What parents need to know
Parents Need to Know
Parents need to know that Heavy Metal is an animated film aimed at teens, but its sexual and violent content makes it inappropriate for most. There are horrifying images of young characters dying, plus fighting, shooting with guns, and slicing with swords. A terrified young girl is a central, disturbing image. Several big-breasted women remove their clothes to sleep with men. There's strong innuendo, toplessness, and full-frontal nudity (mostly women, but men too). Language is strong (including "f--k," "s--t," and "a--hole"). Two aliens snort huge lines of a white powder that makes them spacey.
What's the story?
In this collection of related stories: An astronaut arrives home with a present for his little girl. Unfortunately, the present turns out to be a scary, glowing green ball. It melts dad and proceeds to tell the little girl several stories of sex, violence, greed, war, and revenge.
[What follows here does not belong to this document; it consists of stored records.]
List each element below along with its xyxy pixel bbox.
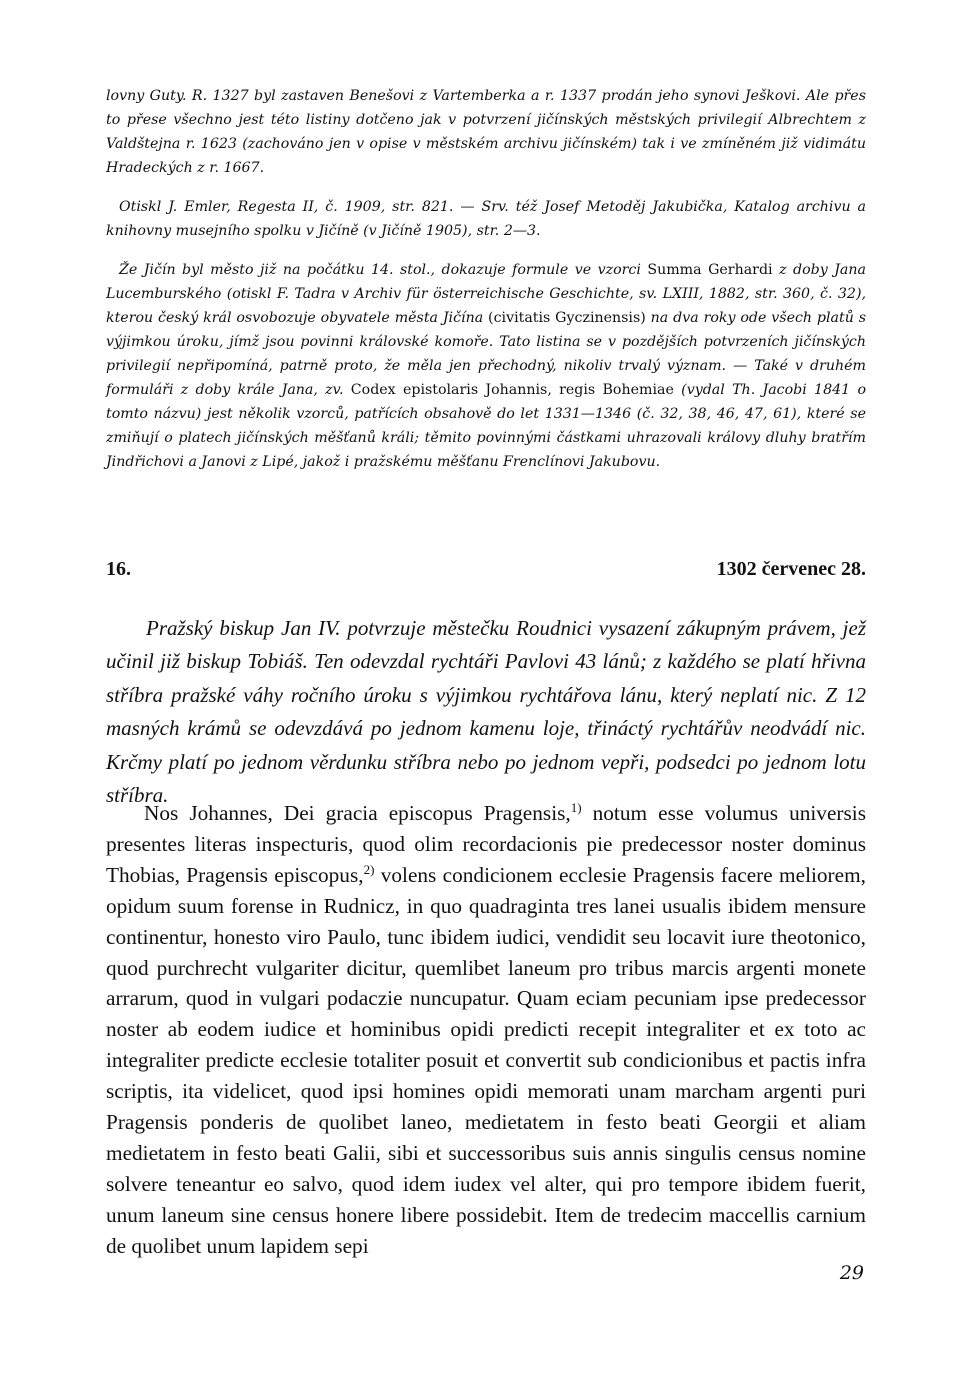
document-date: 1302 červenec 28.	[716, 558, 866, 580]
footnote-marker: 2)	[363, 861, 375, 877]
charter-text: volens condicionem ecclesie Pragensis facere meliorem, opidum suum forense in Rudnicz, in quo quadraginta tres lanei usualis ibidem mensure continentur, honesto viro Paulo, tunc ibidem iudici, vendidit seu locavit iure theotonico, quod purchrecht vulgariter dicitur, quemlibet laneum pro tribus marcis argenti monete arrarum, quod in vulgari podaczie nuncupatur. Quam eciam pecuniam ipse predecessor noster ab eodem iudice et hominibus opidi predicti recepit integraliter et ex toto ac integraliter predicte ecclesie totaliter posuit et convertit sub condicionibus et pactis infra scriptis, ita videlicet, quod ipsi homines opidi memorati unam marcham argenti puri Pragensis ponderis de quolibet laneo, medietatem in festo beati Georgii et aliam medietatem in festo beati Galii, sibi et successoribus suis annis singulis census nomine solvere teneantur eo salvo, quod idem iudex vel alter, qui pro tempore ibidem fuerit, unum laneum sine census honere libere possidebit. Item de tredecim maccellis carnium de quolibet unum lapidem sepi	[106, 862, 866, 1258]
document-regest: Pražský biskup Jan IV. potvrzuje městečku Roudnici vysazení zákupným právem, jež učinil již biskup Tobiáš. Ten odevzdal rychtáři Pavlovi 43 lánů; z každého se platí hřivna stříbra pražské váhy ročního úroku s výjimkou rychtářova lánu, který neplatí nic. Z 12 masných krámů se odevzdává po jednom kamenu loje, třináctý rychtářův neodvádí nic. Krčmy platí po jednom věrdunku stříbra nebo po jednom vepři, podsedci po jednom lotu stříbra.	[106, 616, 866, 808]
charter-text: notum esse volumus universis presentes literas inspecturis, quod olim recordacionis pie predecessor noster dominus Thobias, Pragensis episcopus,	[106, 801, 866, 887]
latin-charter-text	[106, 798, 866, 1262]
commentary-notes	[106, 84, 866, 489]
note-text-roman: Summa Gerhardi	[647, 262, 773, 278]
page-number: 29	[839, 1262, 864, 1284]
note-text-roman: (civitatis Gyczinensis)	[488, 310, 646, 326]
note-text: Že Jičín byl město již na počátku 14. stol., dokazuje formule ve vzorci	[119, 262, 641, 278]
commentary-paragraph: lovny Guty. R. 1327 byl zastaven Benešovi z Vartemberka a r. 1337 prodán jeho synovi Ješkovi. Ale přes to přese všechno jest této listiny dotčeno jak v potvrzení jičínských městských privilegií Albrechtem z Valdštejna r. 1623 (zachováno jen v opise v městském archivu jičínském) tak i ve zmíněném již vidimátu Hradeckých z r. 1667.	[106, 88, 866, 176]
footnote-marker: 1)	[570, 799, 582, 815]
document-header	[106, 558, 866, 581]
note-text: na dva roky ode všech platů s výjimkou úroku, jímž jsou povinni královské komoře. Tato listina se v pozdějších potvrzeních jičínských privilegií nepřipomíná, patrně proto, že měla jen přechodný, nikoliv trvalý význam. — Také v druhém formuláři z doby krále Jana, zv.	[106, 310, 866, 398]
document-number: 16.	[106, 558, 131, 580]
note-text: z doby Jana Lucemburského (otiskl F. Tadra v Archiv für österreichische Geschichte, sv. LXIII, 1882, str. 360, č. 32), kterou český král osvobozuje obyvatele města Jičína	[106, 262, 866, 326]
note-text-roman: Codex epistolaris Johannis, regis Bohemiae	[350, 382, 674, 398]
note-text: (vydal Th. Jacobi 1841 o tomto názvu) jest několik vzorců, patřících obsahově do let 1331—1346 (č. 32, 38, 46, 47, 61), které se zmiňují o platech jičínských měšťanů králi; těmito povinnými částkami uhrazovali královy dluhy bratřím Jindřichovi a Janovi z Lipé, jakož i pražskému měšťanu Frenclínovi Jakubovu.	[106, 382, 866, 470]
charter-text: Nos Johannes, Dei gracia episcopus Pragensis,	[144, 801, 571, 825]
edition-reference: Otiskl J. Emler, Regesta II, č. 1909, str. 821. — Srv. též Josef Metoděj Jakubička, Katalog archivu a knihovny musejního spolku v Jičíně (v Jičíně 1905), str. 2—3.	[106, 199, 866, 239]
commentary-paragraph	[106, 258, 866, 474]
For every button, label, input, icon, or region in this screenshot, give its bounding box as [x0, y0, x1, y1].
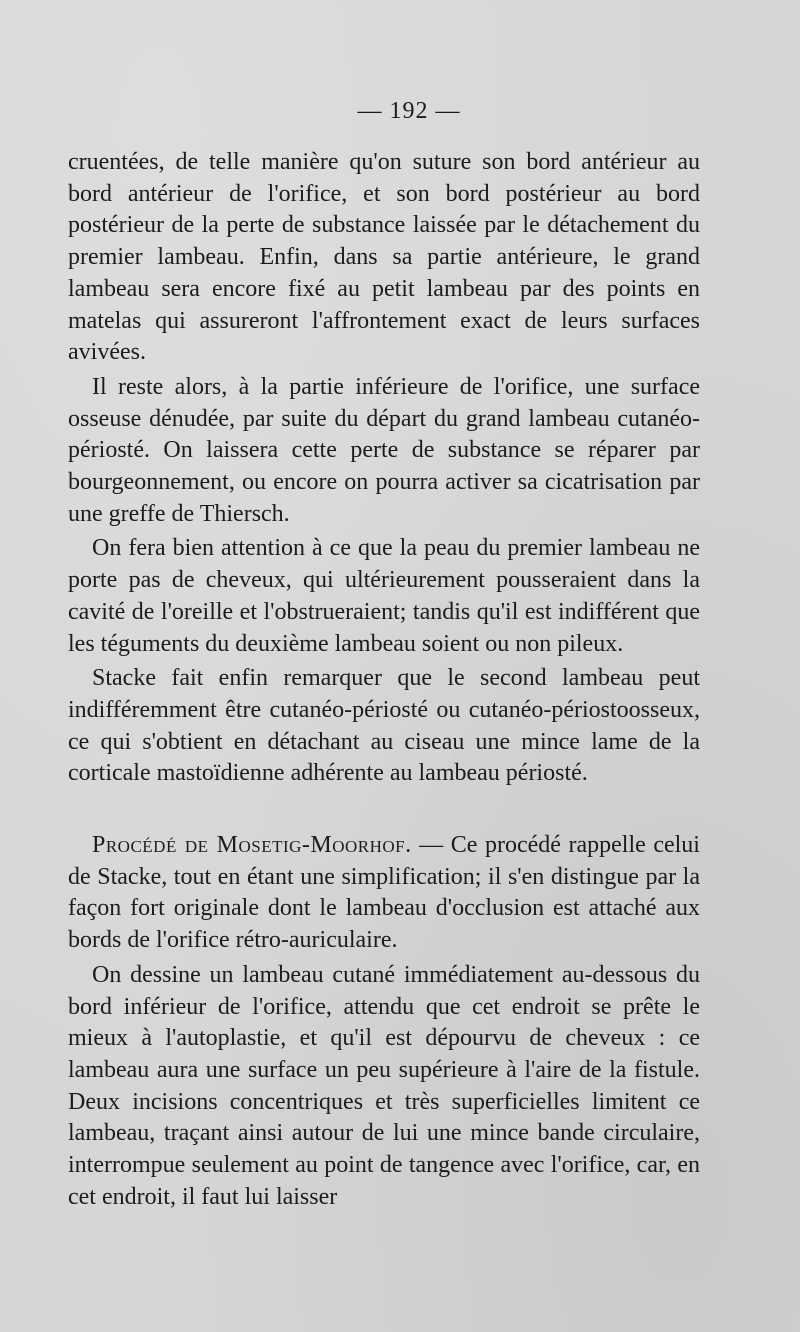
- paragraph-continuation: cruentées, de telle manière qu'on suture son bord antérieur au bord antérieur de l'orifice, et son bord postérieur au bord postérieur de la perte de substance laissée par le détachement du premier lambeau. Enfin, dans sa partie antérieure, le grand lambeau sera encore fixé au petit lambeau par des points en matelas qui assureront l'affrontement exact de leurs surfaces avivées.: [68, 149, 700, 366]
- paragraph-hair-note: On fera bien attention à ce que la peau du premier lambeau ne porte pas de cheveux, qui ultérieurement pousseraient dans la cavité de l'oreille et l'obstrueraient; tandis qu'il est indifférent que les téguments du deuxième lambeau soient ou non pileux.: [68, 535, 700, 657]
- paragraph-bone-surface: Il reste alors, à la partie inférieure de l'orifice, une surface osseuse dénudée, par suite du départ du grand lambeau cutanéo-périosté. On laissera cette perte de substance se réparer par bourgeonnement, ou encore on pourra activer sa cicatrisation par une greffe de Thiersch.: [68, 373, 700, 527]
- paragraph-flap-drawing: On dessine un lambeau cutané immédiatement au-dessous du bord inférieur de l'orifice, attendu que cet endroit se prête le mieux à l'autoplastie, et qu'il est dépourvu de cheveux : ce lambeau aura une surface un peu supérieure à l'aire de la fistule. Deux incisions concentriques et très superficielles limitent ce lambeau, traçant ainsi autour de lui une mince bande circulaire, interrompue seulement au point de tangence avec l'orifice, car, en cet endroit, il faut lui laisser: [68, 961, 700, 1210]
- page-number: — 192 —: [357, 98, 461, 124]
- page-content: [68, 98, 700, 1298]
- section-heading-text: — Ce procédé rappelle celui de Stacke, tout en étant une simplification; il s'en distingue par la façon fort originale dont le lambeau d'occlusion est attaché aux bords de l'orifice rétro-auriculaire.: [68, 832, 700, 954]
- paragraph-stacke-remark: Stacke fait enfin remarquer que le second lambeau peut indifféremment être cutanéo-périosté ou cutanéo-périostoosseux, ce qui s'obtient en détachant au ciseau une mince lame de la corticale mastoïdienne adhérente au lambeau périosté.: [68, 665, 700, 787]
- section-mosetig-moorhof: [68, 830, 700, 957]
- section-heading: Procédé de Mosetig-Moorhof.: [92, 832, 412, 859]
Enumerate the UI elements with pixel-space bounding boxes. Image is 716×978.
A cabbie tries to protect a mysterious woman who has also found a glowing green ball. A boy finds the ball and is transported to a fantastic, distant world, occupying a warrior's body. A star witness at a trial turns into a monster and goes on a rampage. Aliens kidnap a sexy Earth woman. And so on. In the last segment, a beautiful warrior princess has one final chance to stand up against the forces of evil.
Is it any good?
In 1981, this may have been state-of-the-art animation, but now it looks rudimentary, clunky, and flat. The writing, likewise, is flat. These stories could have been little Twilight Zone-style zingers, but instead they just trail off. One of the stories, "Captain Sternn," came from comics legend Berni Wrightson, and it's the only one that even comes close to having a shape.
What's even more peculiar is the fact that the movie, like the famous magazine it's based on, is designed to lure in teens with the promise of gratuitous sex and nudity, as well as elements of fantasy, sci-fi, and violence. But the movie's overall content and themes make it more appropriate for adults, who will not be as interested. On the plus side, the movie has a good soundtrack of 1970s and 1980s-era arena rock (not all heavy metal, by the way), and the songs are used interestingly as background, often giving scenes an effective and much-needed boost of adrenaline. Ivan Reitman was a producer.
Families can talk about...
Families can talk about the movie's rampant violence. Is this kind of violence thrilling or appealing? Is it over-the-top? What effect does it have?
Is the strong sex and nudity in the movie appealing? What messages does this movie send about women's roles? Why are male and female bodies so exaggerated in comics and cartoons?
Do you think this movie is designed for teens?